Erst vor kurzem veröffentlichte SÄV sein Album „Ich will dein Vater sein“. Zum gleichnamigen Titelsong feierte das Musikvideo am 10. Mai 2021 Premiere. Im Interview hat uns SÄV nun erzählt, wie er schon in jungen Jahren gefallen an Wortspielen fand. Bei ihm sind alle Gedanken erlaubt und er lässt sich von seinen Ideen immer wieder in neue Richtungen lenken. Im Ganzen scheint nicht immer alles logisch, aber wenn die einzelnen Zeilen und Worte begriffen werden, macht alles einen Sinn. Wir haben mit dem Berliner Rapper auch über seine Musik und seine Pläne für die Zukunft gesprochen. Gerne stellen wir euch das Interview lizenzfrei zur Verfügung.

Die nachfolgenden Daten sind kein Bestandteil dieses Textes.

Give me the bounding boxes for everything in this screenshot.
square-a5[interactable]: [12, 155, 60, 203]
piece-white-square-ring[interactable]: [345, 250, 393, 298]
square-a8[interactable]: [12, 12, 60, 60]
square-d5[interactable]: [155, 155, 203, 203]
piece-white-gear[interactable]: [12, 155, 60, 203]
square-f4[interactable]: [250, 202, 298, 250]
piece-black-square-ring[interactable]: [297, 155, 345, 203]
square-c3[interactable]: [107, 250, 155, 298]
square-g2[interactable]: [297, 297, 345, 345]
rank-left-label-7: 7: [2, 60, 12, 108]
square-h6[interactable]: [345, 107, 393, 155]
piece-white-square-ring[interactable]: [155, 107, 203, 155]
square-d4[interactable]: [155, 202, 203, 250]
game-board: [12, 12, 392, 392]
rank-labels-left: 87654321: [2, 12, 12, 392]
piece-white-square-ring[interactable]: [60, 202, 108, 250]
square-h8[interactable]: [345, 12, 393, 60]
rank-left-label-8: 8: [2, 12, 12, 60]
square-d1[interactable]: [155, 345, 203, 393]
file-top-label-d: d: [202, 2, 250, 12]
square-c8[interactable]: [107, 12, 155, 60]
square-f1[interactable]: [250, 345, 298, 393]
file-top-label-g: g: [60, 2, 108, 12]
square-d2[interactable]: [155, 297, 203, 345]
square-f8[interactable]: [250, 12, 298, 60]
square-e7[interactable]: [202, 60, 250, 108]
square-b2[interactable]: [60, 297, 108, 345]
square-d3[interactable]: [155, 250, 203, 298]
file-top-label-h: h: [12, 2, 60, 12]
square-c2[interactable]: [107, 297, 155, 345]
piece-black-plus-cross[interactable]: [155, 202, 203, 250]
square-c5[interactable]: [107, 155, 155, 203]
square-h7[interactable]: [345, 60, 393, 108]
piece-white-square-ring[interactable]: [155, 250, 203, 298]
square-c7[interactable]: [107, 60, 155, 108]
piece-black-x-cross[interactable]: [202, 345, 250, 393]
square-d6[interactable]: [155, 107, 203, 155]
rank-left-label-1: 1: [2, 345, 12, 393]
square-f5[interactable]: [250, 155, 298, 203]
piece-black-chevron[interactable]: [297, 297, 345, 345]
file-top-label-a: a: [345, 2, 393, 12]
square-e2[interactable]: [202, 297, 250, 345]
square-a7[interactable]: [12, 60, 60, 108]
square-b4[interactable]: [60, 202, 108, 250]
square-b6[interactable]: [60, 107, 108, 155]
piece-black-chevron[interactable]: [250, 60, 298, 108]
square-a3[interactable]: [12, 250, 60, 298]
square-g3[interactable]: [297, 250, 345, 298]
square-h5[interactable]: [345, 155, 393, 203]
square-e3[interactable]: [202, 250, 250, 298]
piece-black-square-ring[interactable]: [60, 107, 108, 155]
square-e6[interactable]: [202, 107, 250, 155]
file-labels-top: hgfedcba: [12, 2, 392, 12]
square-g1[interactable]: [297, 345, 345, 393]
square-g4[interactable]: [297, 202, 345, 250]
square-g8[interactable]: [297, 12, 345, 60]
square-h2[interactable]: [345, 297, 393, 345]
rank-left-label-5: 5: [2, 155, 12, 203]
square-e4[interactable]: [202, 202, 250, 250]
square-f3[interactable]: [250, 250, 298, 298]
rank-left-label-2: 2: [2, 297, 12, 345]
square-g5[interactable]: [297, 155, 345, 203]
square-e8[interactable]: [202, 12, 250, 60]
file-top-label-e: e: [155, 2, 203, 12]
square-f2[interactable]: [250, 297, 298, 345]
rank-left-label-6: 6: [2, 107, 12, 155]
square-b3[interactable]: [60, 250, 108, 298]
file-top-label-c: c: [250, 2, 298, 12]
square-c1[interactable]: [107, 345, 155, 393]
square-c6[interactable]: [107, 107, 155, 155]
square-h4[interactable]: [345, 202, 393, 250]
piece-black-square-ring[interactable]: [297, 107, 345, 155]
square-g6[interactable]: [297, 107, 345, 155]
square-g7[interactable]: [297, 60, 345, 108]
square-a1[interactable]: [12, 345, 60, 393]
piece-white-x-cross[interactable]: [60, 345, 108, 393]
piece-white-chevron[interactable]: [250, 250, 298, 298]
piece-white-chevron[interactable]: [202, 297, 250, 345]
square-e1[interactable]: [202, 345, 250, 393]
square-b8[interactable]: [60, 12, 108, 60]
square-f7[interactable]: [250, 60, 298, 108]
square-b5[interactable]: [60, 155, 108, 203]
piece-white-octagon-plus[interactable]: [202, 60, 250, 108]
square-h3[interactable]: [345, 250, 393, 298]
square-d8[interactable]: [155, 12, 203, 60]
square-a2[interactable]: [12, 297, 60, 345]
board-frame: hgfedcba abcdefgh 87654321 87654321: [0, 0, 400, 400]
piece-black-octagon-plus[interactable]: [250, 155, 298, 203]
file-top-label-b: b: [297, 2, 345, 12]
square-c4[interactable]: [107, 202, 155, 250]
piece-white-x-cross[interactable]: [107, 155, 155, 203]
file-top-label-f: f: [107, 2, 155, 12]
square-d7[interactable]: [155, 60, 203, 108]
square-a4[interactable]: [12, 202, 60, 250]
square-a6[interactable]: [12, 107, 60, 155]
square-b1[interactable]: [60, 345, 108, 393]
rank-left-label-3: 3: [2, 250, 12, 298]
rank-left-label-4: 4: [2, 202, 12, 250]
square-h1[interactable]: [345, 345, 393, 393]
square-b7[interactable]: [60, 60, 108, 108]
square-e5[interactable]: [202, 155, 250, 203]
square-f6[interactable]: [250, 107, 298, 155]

Seit fast 25 Jahren bist du schon im Rap-Business unterwegs. Wie bist du damals zur Musik gekommen?

SÄV: Mein Bruder war und ist ein großer Hip-Hop-Fanatiker, hat Graffiti gesprüht und hatte eine riesige Plattensammlung. Da wurde mir der Weg schon vorgezeichnet. Gemeinsam mit meinen beiden Brüdern hatte ich meinen ersten „Rap-Auftritt“ mit 9 Jahren bei einem Familienfest, und das Spiel mit den Worten fand ich sofort Wahnsinn. Die Sache mit dem Flow hat allerdings ein bisschen gedauert.

In dem viertel Jahrhundert hast du bestimmt einiges an Veränderungen miterlebt. Wie würdest du die Entwicklung jemandem beschreiben, der keine Ahnung von der Rap-Szene hat?

SÄV: Ich habe die Rap-Szene in Deutschland relativ lang als einigermaßen zusammenhängend erlebt, gerade in der Zeit, in der nette Mittelklasse-Jungs aus Hamburg und Stuttgart das Heft in der Hand hatten. Dann kam die große Asi-Klatsche aus Berlin mit „Lutsch meinen Schwanz“ und einem neuen aggressiven Ton, der frischen Wind gebracht hat – was in der Folge allerdings zu einer längeren künstlerischen Verflachung des deutschen Raps beigetragen kann. Da waren schon ein paar langweilige Jahre mit stumpfem Rumgepose dabei. Inzwischen ist es mit dem Rap wie mit der Gesellschaft: Durch Internet und Filterblasen haben sich recht unterschiedliche Strömungen und Communities herausgebildet, die nicht mehr viel miteinander zu tun haben, aber auf ihre Art zum Glück wieder zunehmend innovative und freshe Sachen für das jeweilige Publikum rausbringen. Damit ist neuer Schwung zurückgekommen.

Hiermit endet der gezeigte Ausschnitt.